Kim changed gears. She asked me about my future. “What are your plans?” she asked.
“I don’t have any specific long-term goals,” I said. “I like our life. I like our family. I like where we live. The only two concerns I have are my mental health and my financial situation until I reach retirement age.”
“You’re working on the mental health thing,” Kim said. “What can you do about the money?”
“My top priority is to increase my income,” I said. “I’ll check my spending again at the start of the year, but I’m sure it’s down from where it was twelve months ago. It’s my income that’s the issue. I have enough saved that I can draw about $2500 per month, but I’d rather not touch that money at all. I’d rather keep it for retirement.”
“So, if you want more income, how are you going to do it? You could find a job, right? Or make more from Get Rich Slowly?”
“Those are the two options,” I said. “And I don’t really want to find a job. I truly believe I can make enough with the website to support myself.”
“How are you going to do that?” Kim asked.
“I think there are three things I can do. First — and most importantly — I can publish more regularly. I don’t want to wed myself to a schedule, and that’s fine. But I think I’d be happier (and so would the readers) if I published more often than three times per month!”
“What else?” Kim asked.
“Well, Tom and I both believe that if we’d finish the redesign, that could help increase income. We’ve been working on the new site for two years. Lately, I’ve been the hold up. It’s stupid. We need to get it out there as it is, then worry about fixing things after we launch.

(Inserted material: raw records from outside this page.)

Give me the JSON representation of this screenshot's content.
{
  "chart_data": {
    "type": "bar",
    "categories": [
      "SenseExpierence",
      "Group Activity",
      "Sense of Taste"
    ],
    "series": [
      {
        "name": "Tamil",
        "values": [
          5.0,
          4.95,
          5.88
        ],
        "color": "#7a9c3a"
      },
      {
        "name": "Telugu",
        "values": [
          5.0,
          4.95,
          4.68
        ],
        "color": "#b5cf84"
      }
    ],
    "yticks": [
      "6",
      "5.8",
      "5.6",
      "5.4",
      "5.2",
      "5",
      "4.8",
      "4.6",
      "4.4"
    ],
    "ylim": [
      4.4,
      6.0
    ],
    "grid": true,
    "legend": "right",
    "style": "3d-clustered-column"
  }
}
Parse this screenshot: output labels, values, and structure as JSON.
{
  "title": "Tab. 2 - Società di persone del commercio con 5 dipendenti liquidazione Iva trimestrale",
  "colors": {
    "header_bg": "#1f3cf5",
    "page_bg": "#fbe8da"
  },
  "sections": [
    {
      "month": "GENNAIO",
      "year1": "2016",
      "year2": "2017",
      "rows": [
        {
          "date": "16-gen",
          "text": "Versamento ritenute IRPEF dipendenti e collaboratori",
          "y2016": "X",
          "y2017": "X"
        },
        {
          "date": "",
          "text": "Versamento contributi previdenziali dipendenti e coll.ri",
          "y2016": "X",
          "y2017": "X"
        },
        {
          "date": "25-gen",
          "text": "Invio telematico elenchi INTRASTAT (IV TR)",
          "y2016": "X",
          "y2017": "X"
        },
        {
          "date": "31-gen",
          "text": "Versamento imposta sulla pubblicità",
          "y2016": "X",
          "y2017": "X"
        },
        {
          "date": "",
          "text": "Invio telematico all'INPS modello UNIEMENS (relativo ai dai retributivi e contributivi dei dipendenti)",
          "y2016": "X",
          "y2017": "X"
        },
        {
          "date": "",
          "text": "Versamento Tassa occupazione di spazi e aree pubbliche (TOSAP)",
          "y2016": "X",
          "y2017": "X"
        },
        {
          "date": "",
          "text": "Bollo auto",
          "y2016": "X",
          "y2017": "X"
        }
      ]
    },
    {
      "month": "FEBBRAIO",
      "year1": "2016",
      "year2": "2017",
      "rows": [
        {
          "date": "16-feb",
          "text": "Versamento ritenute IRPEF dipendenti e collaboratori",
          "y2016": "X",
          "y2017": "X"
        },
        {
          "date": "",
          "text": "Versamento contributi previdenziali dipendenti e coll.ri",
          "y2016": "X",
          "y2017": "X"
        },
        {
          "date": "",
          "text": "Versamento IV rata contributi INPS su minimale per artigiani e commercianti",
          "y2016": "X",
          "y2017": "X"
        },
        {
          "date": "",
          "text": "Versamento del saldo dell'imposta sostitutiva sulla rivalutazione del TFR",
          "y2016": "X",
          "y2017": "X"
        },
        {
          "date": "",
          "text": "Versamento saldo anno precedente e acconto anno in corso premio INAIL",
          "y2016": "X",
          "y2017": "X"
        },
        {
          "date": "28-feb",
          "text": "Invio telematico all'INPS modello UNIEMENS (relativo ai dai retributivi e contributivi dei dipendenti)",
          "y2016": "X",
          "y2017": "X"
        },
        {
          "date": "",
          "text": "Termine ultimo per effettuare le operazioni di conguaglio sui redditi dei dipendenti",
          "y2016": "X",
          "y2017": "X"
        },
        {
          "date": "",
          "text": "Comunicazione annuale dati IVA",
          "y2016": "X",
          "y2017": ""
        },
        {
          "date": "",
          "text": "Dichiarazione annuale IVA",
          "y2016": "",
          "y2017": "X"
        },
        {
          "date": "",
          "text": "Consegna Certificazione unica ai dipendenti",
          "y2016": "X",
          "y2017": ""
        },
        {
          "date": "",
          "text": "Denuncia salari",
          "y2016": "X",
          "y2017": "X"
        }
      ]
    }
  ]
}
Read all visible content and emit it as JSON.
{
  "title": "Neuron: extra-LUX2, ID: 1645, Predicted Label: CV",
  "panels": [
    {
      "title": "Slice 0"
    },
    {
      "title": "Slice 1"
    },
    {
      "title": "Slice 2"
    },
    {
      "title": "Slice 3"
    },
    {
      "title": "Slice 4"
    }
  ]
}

“And the final thing I could do to make more money is to build out profitable sections of the site. I’ve been reluctant to write certain articles because I feel like it’s ‘selling out’. But it doesn’t have to be. If I do it my way, in a way that helps the readers, it can be a win-win.”
“Then do it,” Kim said.
We finished our family meeting by touching on some miscellaneous topics. We agreed not to take any major trips for a couple of years, for instance, so that we can both focus on saving money. (Instead, we’ll make excursions in and around Oregon.) And business travel killed me this year. I was miserable. I’ll do less of that over the next year or two.
In all, Kim and I spent two hours discussing our current situation and talking about the future. It was awesome. We both came away feeling energized about our plans. We didn’t find all of the answers, and that’s okay. We feel like the discussion has put us on a shared path.
After our money talk, we tackled the second part of our family meeting. We walked through the entire house — then across the entire property. As we went from room to room (and spot to spot), we drafted a list of projects for the coming year.
Finally, we spent the afternoon putting dreams into action. While Kim cooked Thanksgiving dinner and tackled some of the house projects, I cleaned out our storage shed, then thinned my wardrobe. (For years, I’ve been wanting to move to a more minimalist wardrobe, but keep finding reasons not to. Yesterday, I finally gave in and boxed up a bunch of clothes.)
Today, as soon as I finish this article, I’ll transfer our list of “house goals” from paper to digital. Tomorrow, we’ll test-drive a new car for Kim. In the weeks and months ahead, we’ll support each other as we work toward our individual and shared goals.
Our first annual family meeting was a success. I look forward to repeating this process again next year!